Our place at the Bay of Islands was carefully selected because we were going to spend 10 days there getting the blog up and using The Bay as a base to explore the Northland. We chose well – an apartment in Paihia, a spectacular place. The picture to the left shows our apartment from the bay – the yellowish one near the top, center. And then there is the view out to the bay. Mesmerizing, really. This is a piece of paradise, ours for a short while. The pictures below show a portion of the view from our deck ….
Not too bad. But just to rub it in, here are views from the living room:
And from the kitchen:
In other words, it was spectacular from anywhere. And like the sea, never the same from one moment to the next. Plus, this is New Zealand, so you get boats, and sailboats, and ferries and … parachutes? Are we surprised? Not really.
I’m going to close with a picture of an unfurling frond from a tree fern here on property (tree ferns and flowers are everywhere), and then a picture of “live music on Sunday, 3pm -6pm)” from Al Fresco, a local bar/restaurant.
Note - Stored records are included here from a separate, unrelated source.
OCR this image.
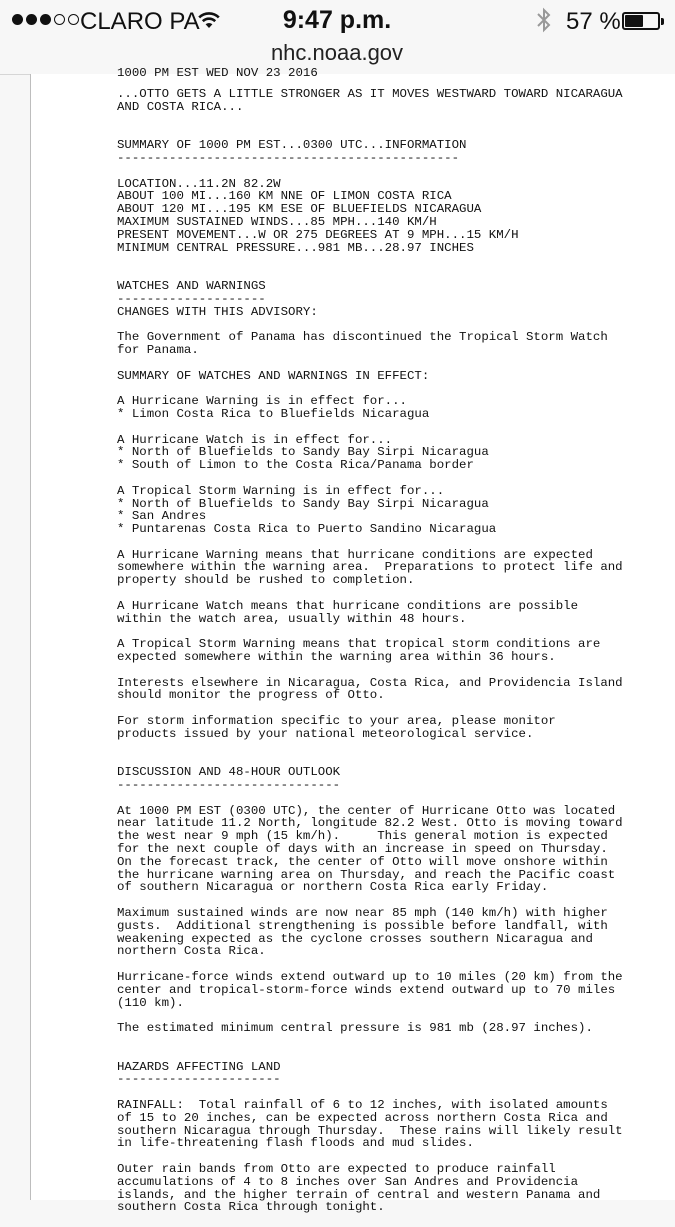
CLARO PA	9:47 p.m.	57 %
nhc.noaa.gov
1000 PM EST WED NOV 23 2016

...OTTO GETS A LITTLE STRONGER AS IT MOVES WESTWARD TOWARD NICARAGUA
AND COSTA RICA...

SUMMARY OF 1000 PM EST...0300 UTC...INFORMATION
----------------------------------------------

LOCATION...11.2N 82.2W
ABOUT 100 MI...160 KM NNE OF LIMON COSTA RICA
ABOUT 120 MI...195 KM ESE OF BLUEFIELDS NICARAGUA
MAXIMUM SUSTAINED WINDS...85 MPH...140 KM/H
PRESENT MOVEMENT...W OR 275 DEGREES AT 9 MPH...15 KM/H
MINIMUM CENTRAL PRESSURE...981 MB...28.97 INCHES

WATCHES AND WARNINGS
--------------------
CHANGES WITH THIS ADVISORY:

The Government of Panama has discontinued the Tropical Storm Watch
for Panama.

SUMMARY OF WATCHES AND WARNINGS IN EFFECT:

A Hurricane Warning is in effect for...
* Limon Costa Rica to Bluefields Nicaragua

A Hurricane Watch is in effect for...
* North of Bluefields to Sandy Bay Sirpi Nicaragua
* South of Limon to the Costa Rica/Panama border

A Tropical Storm Warning is in effect for...
* North of Bluefields to Sandy Bay Sirpi Nicaragua
* San Andres
* Puntarenas Costa Rica to Puerto Sandino Nicaragua

A Hurricane Warning means that hurricane conditions are expected
somewhere within the warning area.  Preparations to protect life and
property should be rushed to completion.

A Hurricane Watch means that hurricane conditions are possible
within the watch area, usually within 48 hours.

A Tropical Storm Warning means that tropical storm conditions are
expected somewhere within the warning area within 36 hours.

Interests elsewhere in Nicaragua, Costa Rica, and Providencia Island
should monitor the progress of Otto.

For storm information specific to your area, please monitor
products issued by your national meteorological service.

DISCUSSION AND 48-HOUR OUTLOOK
------------------------------

At 1000 PM EST (0300 UTC), the center of Hurricane Otto was located
near latitude 11.2 North, longitude 82.2 West. Otto is moving toward
the west near 9 mph (15 km/h).     This general motion is expected
for the next couple of days with an increase in speed on Thursday.
On the forecast track, the center of Otto will move onshore within
the hurricane warning area on Thursday, and reach the Pacific coast
of southern Nicaragua or northern Costa Rica early Friday.

Maximum sustained winds are now near 85 mph (140 km/h) with higher
gusts.  Additional strengthening is possible before landfall, with
weakening expected as the cyclone crosses southern Nicaragua and
northern Costa Rica.

Hurricane-force winds extend outward up to 10 miles (20 km) from the
center and tropical-storm-force winds extend outward up to 70 miles
(110 km).

The estimated minimum central pressure is 981 mb (28.97 inches).

HAZARDS AFFECTING LAND
----------------------

RAINFALL:  Total rainfall of 6 to 12 inches, with isolated amounts
of 15 to 20 inches, can be expected across northern Costa Rica and
southern Nicaragua through Thursday.  These rains will likely result
in life-threatening flash floods and mud slides.

Outer rain bands from Otto are expected to produce rainfall
accumulations of 4 to 8 inches over San Andres and Providencia
islands, and the higher terrain of central and western Panama and
southern Costa Rica through tonight.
Paihia is a huge tourist destination – very busy in the summer. Almost all tours come here to view the islands and swim with the dolphins. Nevertheless, there’s less than a thousand people living here, and it’s a small town. The music venue was cute. The band wasn’t bad, a lot of the people knew them, and you had a lot of 3 generation tables. Grandma and grandpa were tapping their feet. The food wasn’t great but hey, can’t have everything. I ordered a pot of mussels (I love mussels), and was surprised when the pot came out with like 8 mussels in it, protruding from the bowl. Each mussel is about 8-9 inches long, which pretty much fills the pot. The mussels are big! Arnold Schwartzenegger mussels. Unfortunately quite tough and chewy, kinda like unbeaten octopus. Bummer! Maybe they’re better elsewhere. We’ll see!